An Unparalleled Teaching Moment

An Unparalleled Teaching Moment

Idaho’s timber and tourism sectors have prospered side-by-side in our Panhandle region since the end of World War II.

I have vivid memories of tourists camped in tents beneath tall ponderosas just north of Coeur d’Alene’s City Beach in the early 1950s. Back then, Sherman Avenue and Northwest Boulevard doubled as Old Highway 10, just as it did in Kellogg and Wallace. There was no Interstate 90.

When I was four or five years old, our family camped at Bumblebee, still a lovely and peaceful Forest Service campground a few miles up the Little North Fork of the Coeur d’Alene River, 38 miles from Coeur d’Alene.

Mother and Dad didn’t own a car then, so Dad’s boss loaded our gear – a wall tent, Coleman stove and food – in the back of his pickup and drove us from Kellogg to Bumblebee – 40 miles and several hours on a dusty logging road that was barely passable. Today, 30 minutes, 40 at the most.

Dad and I frequently fished Teepee and Independence Creeks on the opening day of fishing season, always the first weekend in June. Teepee joins Independence downstream from the McGee Ranger Station, then Teepee joins the East Fork to form the North Fork at McPherson’s Ranch.

In the 1950s, the North Fork road was so bad that it took the better part of a day to reach McGee. Now it takes about two hours, and the road is paved all the way from the Interstate 90 exit at Kingston.

The roads that traverse the Idaho Panhandle National Forest were built by loggers, prospectors or railroaders who hoped to strike it rich hauling logs and gold. But the dredge fields on Pritchard and Eagle creeks gave out by the 1930s, and powerful diesel engines gave log trucks a maneuverability advantage that railroad loggers never enjoyed.

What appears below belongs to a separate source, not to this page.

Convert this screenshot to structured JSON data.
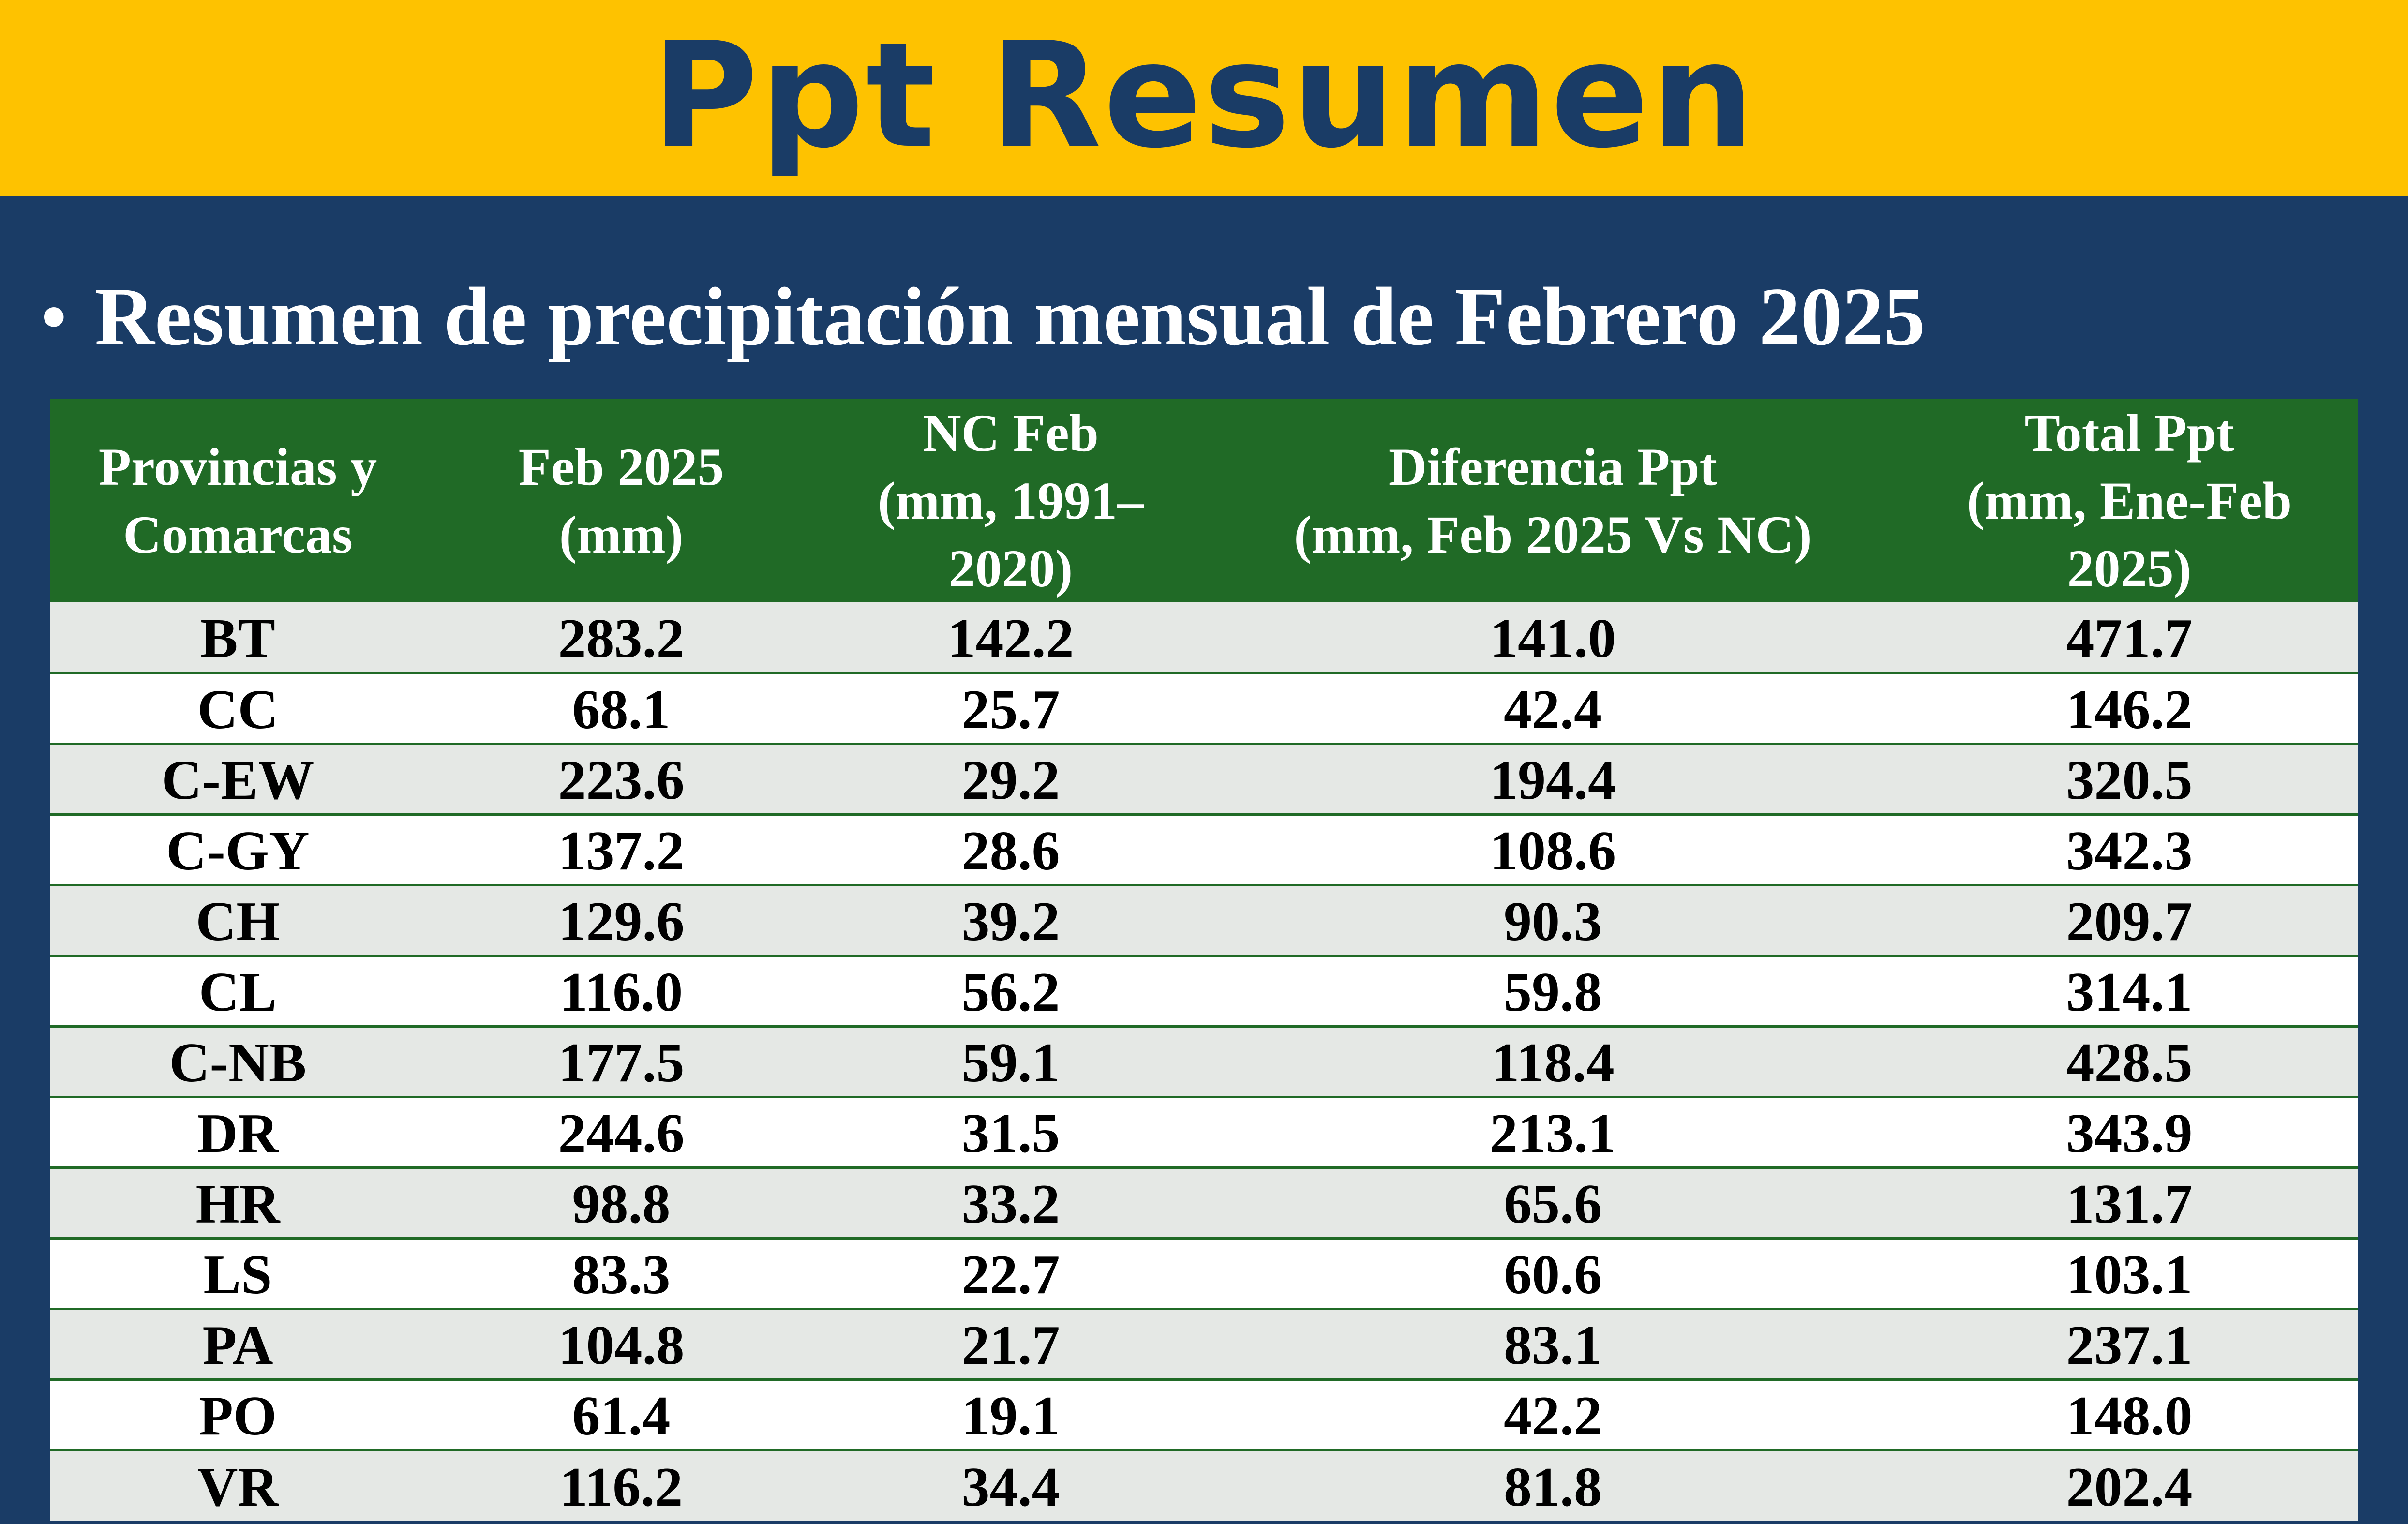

It was the same with the old splash dams and flumes that formed an elaborate transportation network for harnessing water power to move billions of board feet of logs [yes billions] from the North Fork’s upper regions to sawmills downriver as far as Dudley, near what remains of the town of Rose Lake.

You can still find remnants of the old splash dams on the Little North Fork. Long, quiet pools behind partially submerged logs hide beautiful west slope cutthroat trout. I practiced fly casting here when I was a boy, and as soon as spring runoff subsides, I’ll haul my 73-year-old bones up the Little River for another practice run. I will again marvel at nature’s recuperative powers. Steep canyons slicked clean by turn-of-the-century loggers now shade some of the prettiest trout waters on earth.

I tell you this story because it all came rushing back to me on April 12. Julia and I had accepted invitations to sit in on the plenary sessions at a worldwide tourism conference at the Coeur d’Alene Resort. It was sponsored by the Seattle-based Adventure Travel and Trade Association, the brainchild of a charming and thoughtful guy named Russell Walters.

Mr. Walters shared with us some startling insights that underscore the dizzying pace of technological change driving the now multi-billion-dollar global adventure travel market. A sampling:

In 1917, it took five days to cross the Atlantic from London to New York. London to Australia took three and a half months. Now both destinations can be reached in a few hours.

Less than nine percent of all U.S. households had telephones in 1917. Today most homes have multiple cell phones. We think nothing of Skyping friends from remote locations on mountaintops and in jungles. Orbiting satellites deliver our voices and images to the Internet at the speed of light.

Given our fast-shrinking world, I should not have been surprised that the conference’s major underwriters were the tourism and travel divisions of the governments of Alberta, Switzerland, Israel, Norway, Australia, Ireland, Sweden and Jordan. But I was.

Nor should I have been surprised to see the visionary Coeur d’Alene Tribe set up at the conversation table next to the Government of Jordan, but there was Dee Dee McGowan, the tribe’s Cultural Tourism Manager, explaining her new cultural outreach program.

It was all a little jarring for an Idaho boy who grew up fishing trout waters rarely seen by anyone who didn’t live here. But the same light-speed force that propels Evergreen’s forestry messages around the world is also driving global tourism. Travel to remote places, like the Idaho Panhandle National Forest, is now being marketed worldwide as the antidote for what ails daily life. I think the immense popularity of northern Idaho’s bicycle paths, hiking trails and rails to trails routes form the tip of an enormous iceberg floating in our direction. At Evergreen, we view its arrival as an unparalleled teaching moment for forestry’s stakeholders.